O takich bardzo opornych bakteriach, opornych na wiele stosowanych antybiotyków, mówi się już od lat. Od lat straszy metycylinooporny gronkowiec złocisty (MRSA), jak również jego pobratymcy, czyli inne gronkowce (MRCNS – methicilin-resistant coagulase-negative staphylococi). Jeszcze gorzej, że straszy również gronkowiec oporny na wankomycynę, oraz enterokoki oporne na ten antybiotyk. A zawsze pamiętać należy, że wszystko nie jest takie proste. Że to, iż MRSA jest MR nie oznacza bynajmniej, że akurat metycylina jest wobec niego bez szans. Nie, zakłada się, że bez szans są w tym wypadku wszystkie antybiotyki β-laktamowe. Nie inaczej jest na ogół z innymi typami oporności – bardzo często jest tak, że drobnoustrój posiadający jakiś fajny mechanizm oporności na coś, jest też – szlag by go trafił – oporny na inne rzeczy. Mnóstwo zależy od mechanizmów tejże oporności, miejsca ich kodowania, a i od tego, z jaką bakterią mamy do czynienia.
Spory problem istnieje w tej chwili (choć też nie od dziś) z opornością bakterii Gram-ujemnych. Raz, że o Gram-dodatnich (wyżej wymieniane gronkowce czy enterokoki) mówi się od jakiegoś czasu i laboratoria nastawione są na poszukiwanie kolejnych związków wobec nich aktywnych. O drobnoustrojach Gram-ujemnych jakoś nieco się zapomniało (przyjęto, iż nie należy spodziewać się jakiegoś nowego rewelacyjnego leku przeciw nim w ciągu najbliższych 10 – 20 lat), choć wydaje się, że nawet oporność narasta u nich szybciej, niż u tych Gram-dodatnich.
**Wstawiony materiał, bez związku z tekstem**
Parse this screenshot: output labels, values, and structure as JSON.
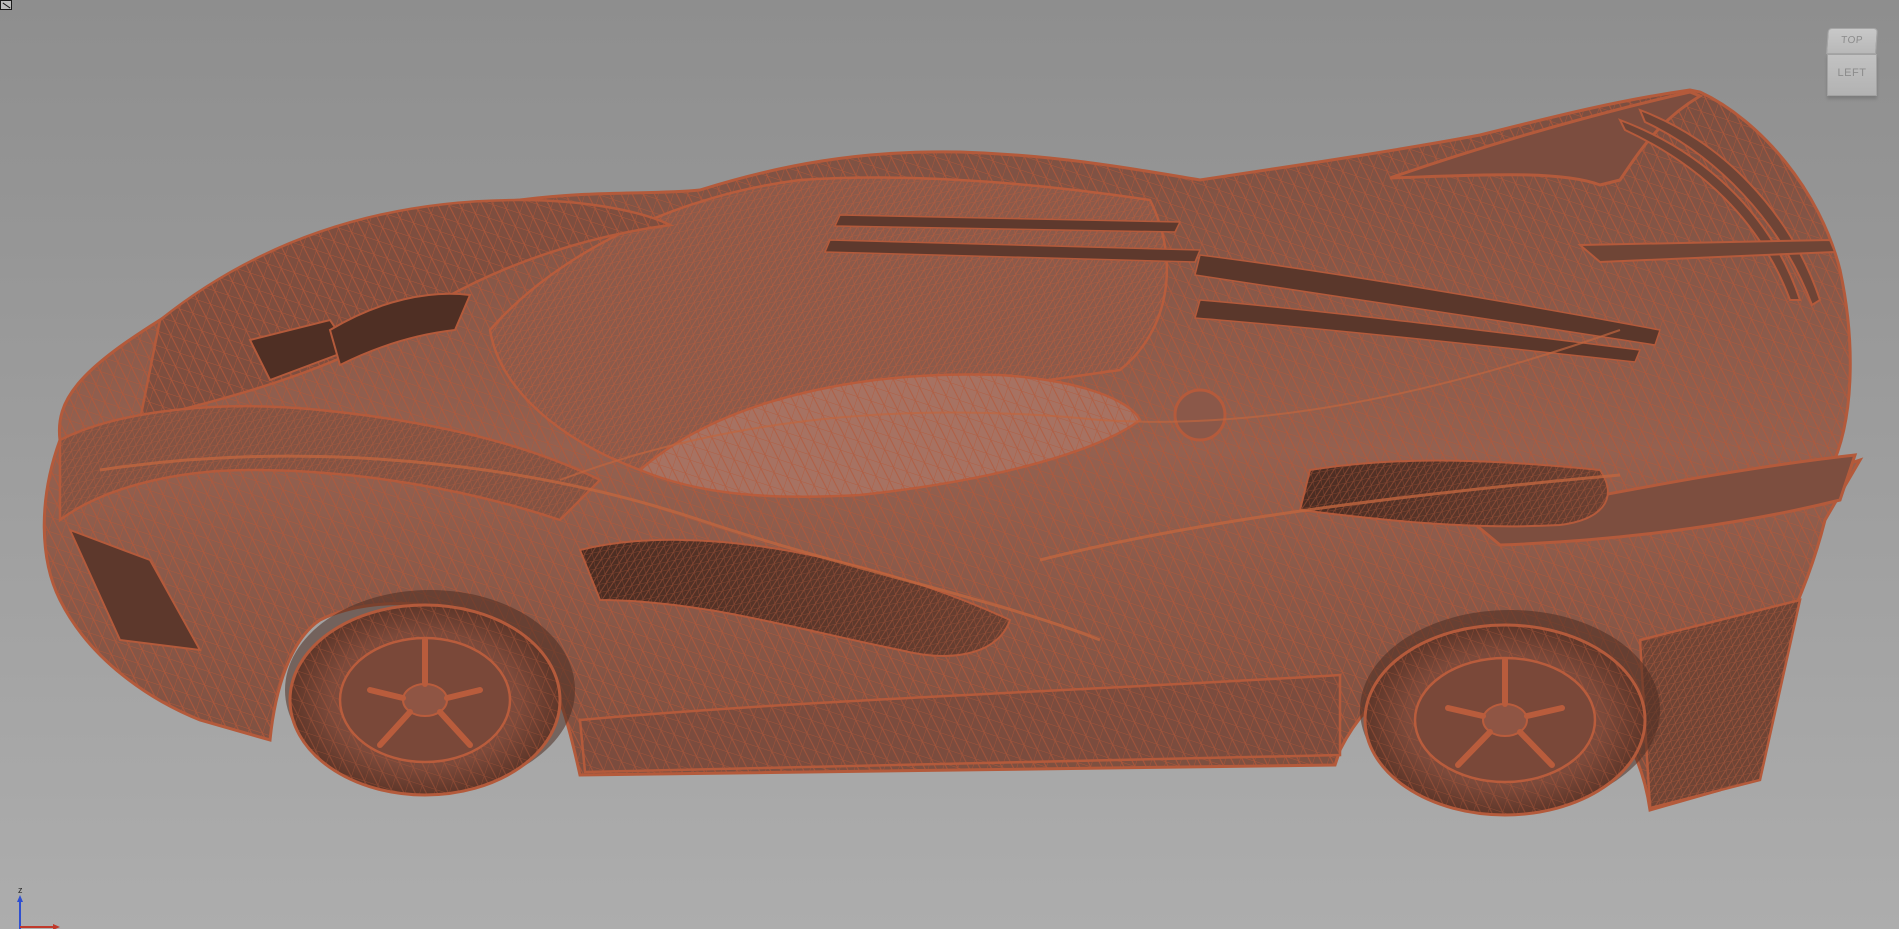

A bakterie Gram-ujemne z antybiotykami radzą sobie świetnie. Mechanizmów oporności mają do wypęku, nie sposób skupić się na wszystkich, będzie więc tylko o niektórych. Za to tych, które właśnie pojawiły się na portalach, ku nieopisanej radości mikrobiologów.
Jednym z absolutnie najważniejszych mechanizmów oporności pałeczek Gram-ujemnych z rodziny Enterobacteriaceae (czyli tych, o których mowa w cytowanych artykułach. Wesołe towarzystwo reprezentują tu godnie Escherichia coli, Klebsiella pneumoniae, Proteus spp., Salmonella spp., Shigella spp., i inne) jest wytwarzanie enzymów inaktywujących antybiotyki β-laktamowe, czyli tzw. β-laktamaz. No bo w końcu β-laktamy to skuteczne leki (w ogóle zalicza się do nich penicyliny, cefalosporyny różnych generacji, karbapenemy i monobaktamy), nic więc dziwnego, że bakterie ich nie lubią. Enzymy te mogą być różne, znowu więc zawęzimy i skupimy się na najważniejszych.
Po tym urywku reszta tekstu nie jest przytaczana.